3D Inverse Tomography


experiment image
Research performed by Cara Kozack,
May - August 2005,
Department of Mathematical and Statistical Sciences, University of Alberta

Table of Contents

Background
Motivation
Technique
Results
Rectangular Coordinates Pseudo-Inverse
Polar Coordinates Pseudo-Inverse
Conjugate Gradient
Links to Related Research
Acknowledgements

Background


Motivation

The phenomenon of light bending as it travels though a density changing fluid is a common and often observed phenomenon. While you are traveling along the highway on a hot day, often you can see the image of water on the highway. This is due to the light rays being bent through the different layers of air (see image right).

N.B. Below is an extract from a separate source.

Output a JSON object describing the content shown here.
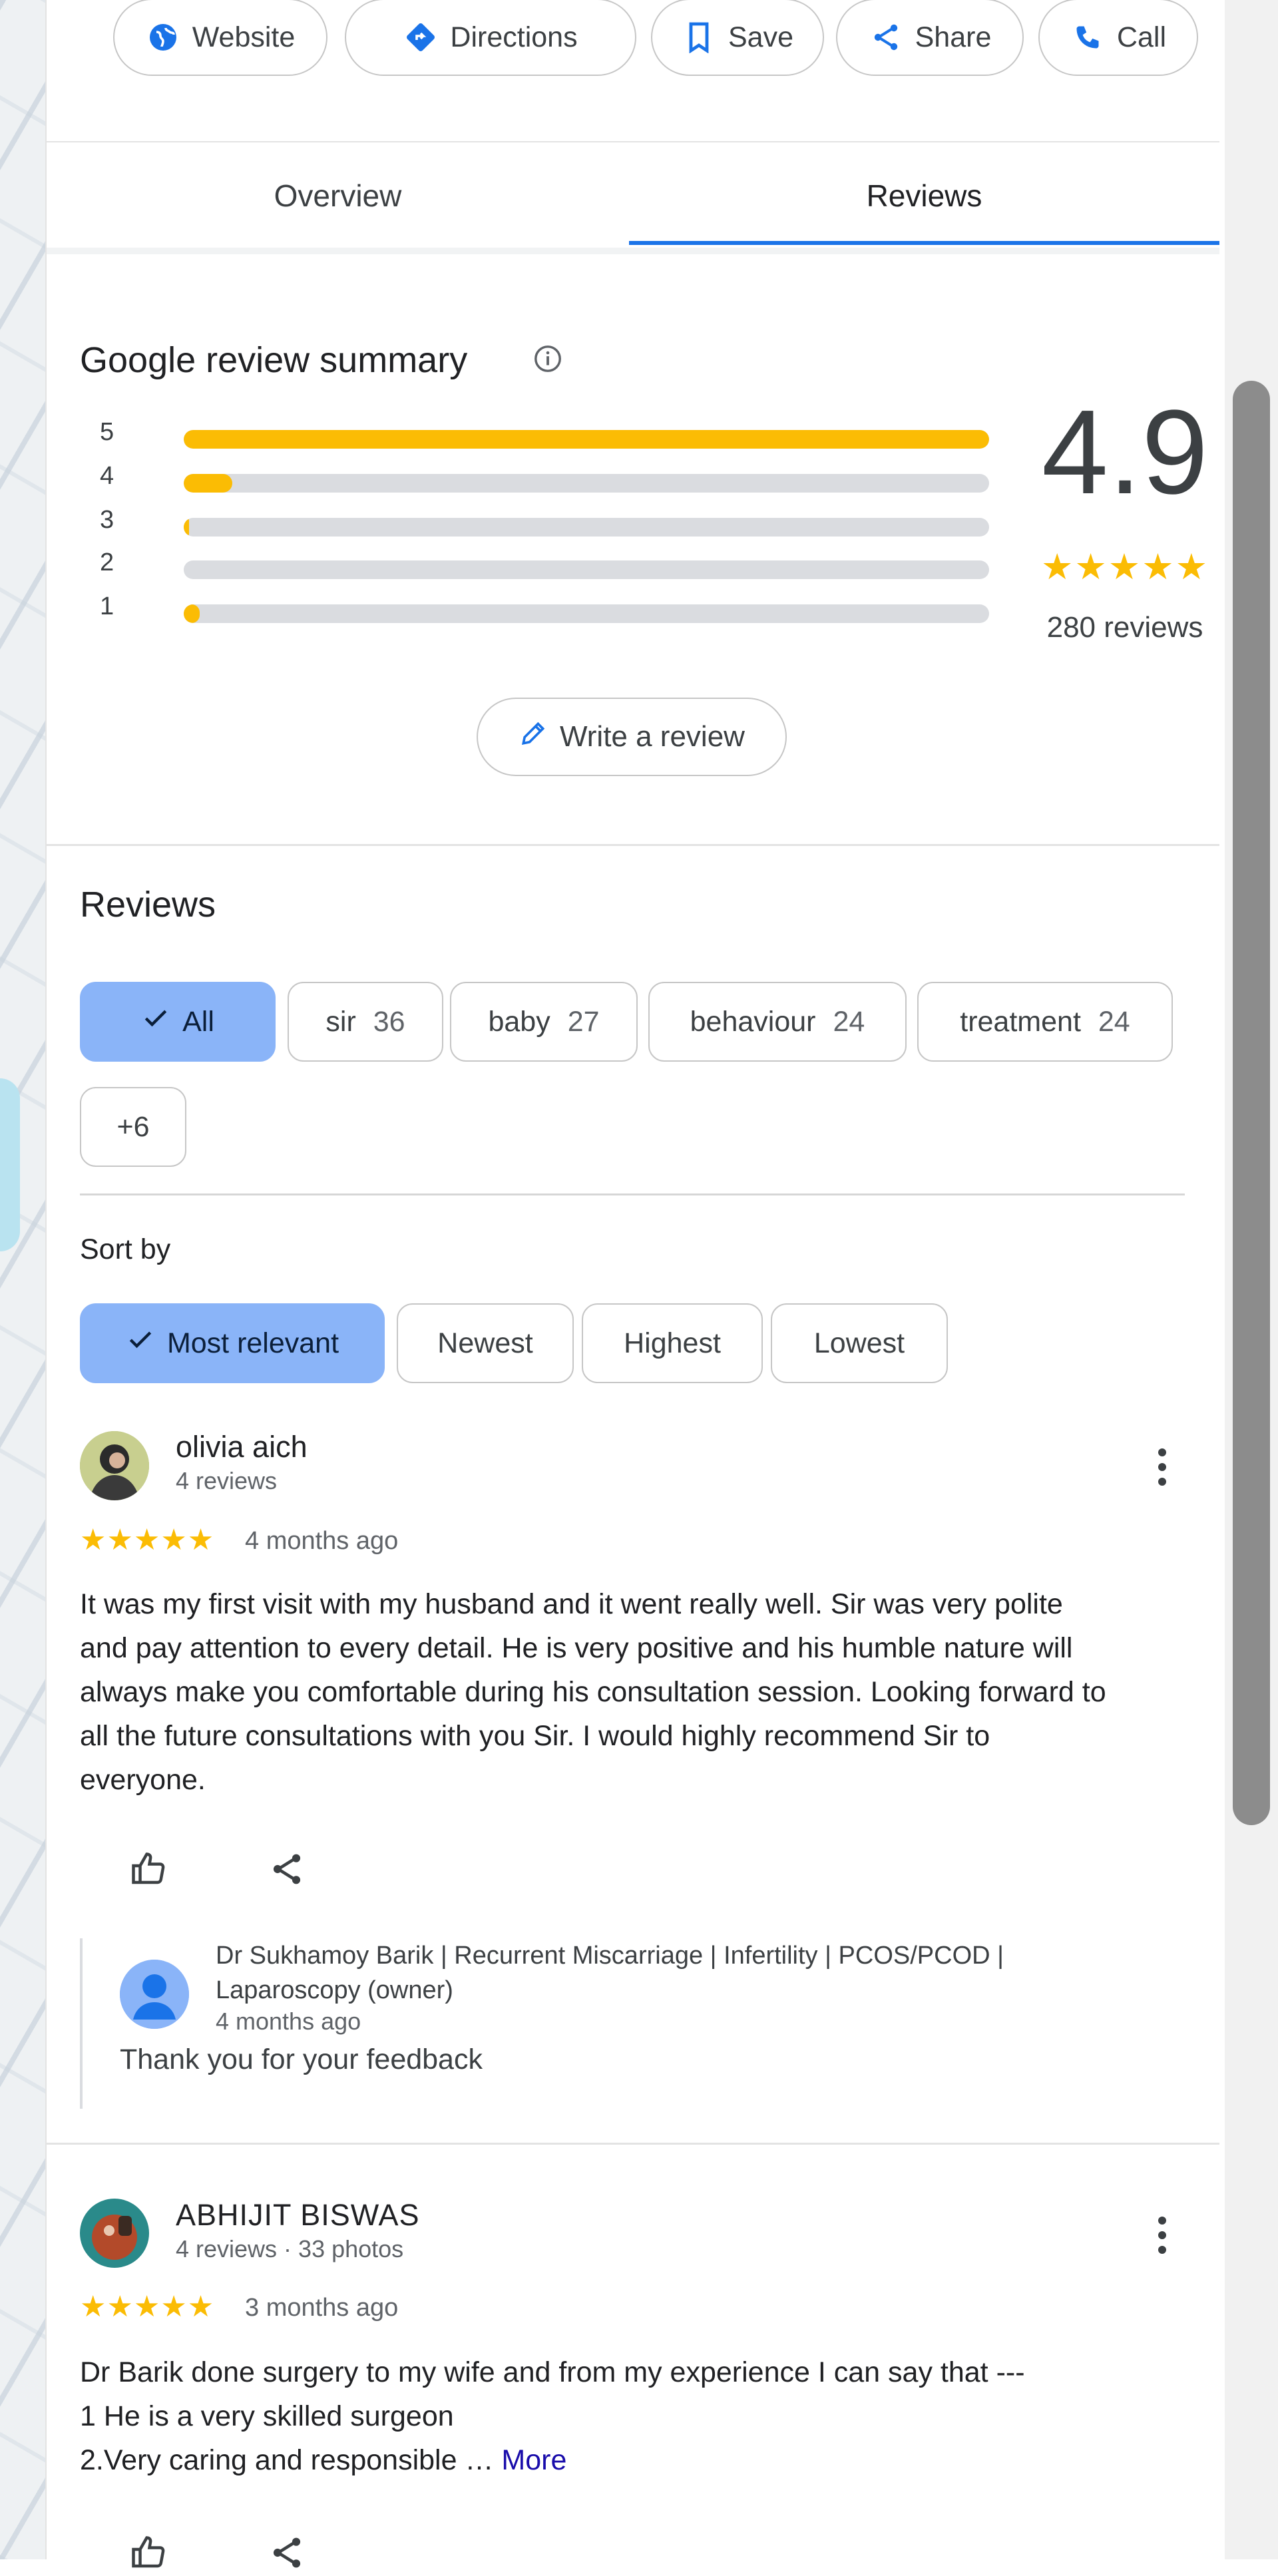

There is a mathematical relation between how much the light bends and how quickly the density changes in the fluid. The formula is based on the geometry of how the light passes through the medium (straight line, at an angle) as well as the amounts of different material it passes through (water bends light more than air, so if the light beam passes through more water the light will be bent more). If you know how much the density changes you can plug this value into the formula and calculate the displacement of the light ray. However, the amount the light bends is a measurable quantity, the density often is not, especially in a chaotic environment. In a controlled experiment using a synthetic schlieren with light traveling through a stratified fluid, this bending can be measured and the change in density calculated from the inverse of the geometric formula.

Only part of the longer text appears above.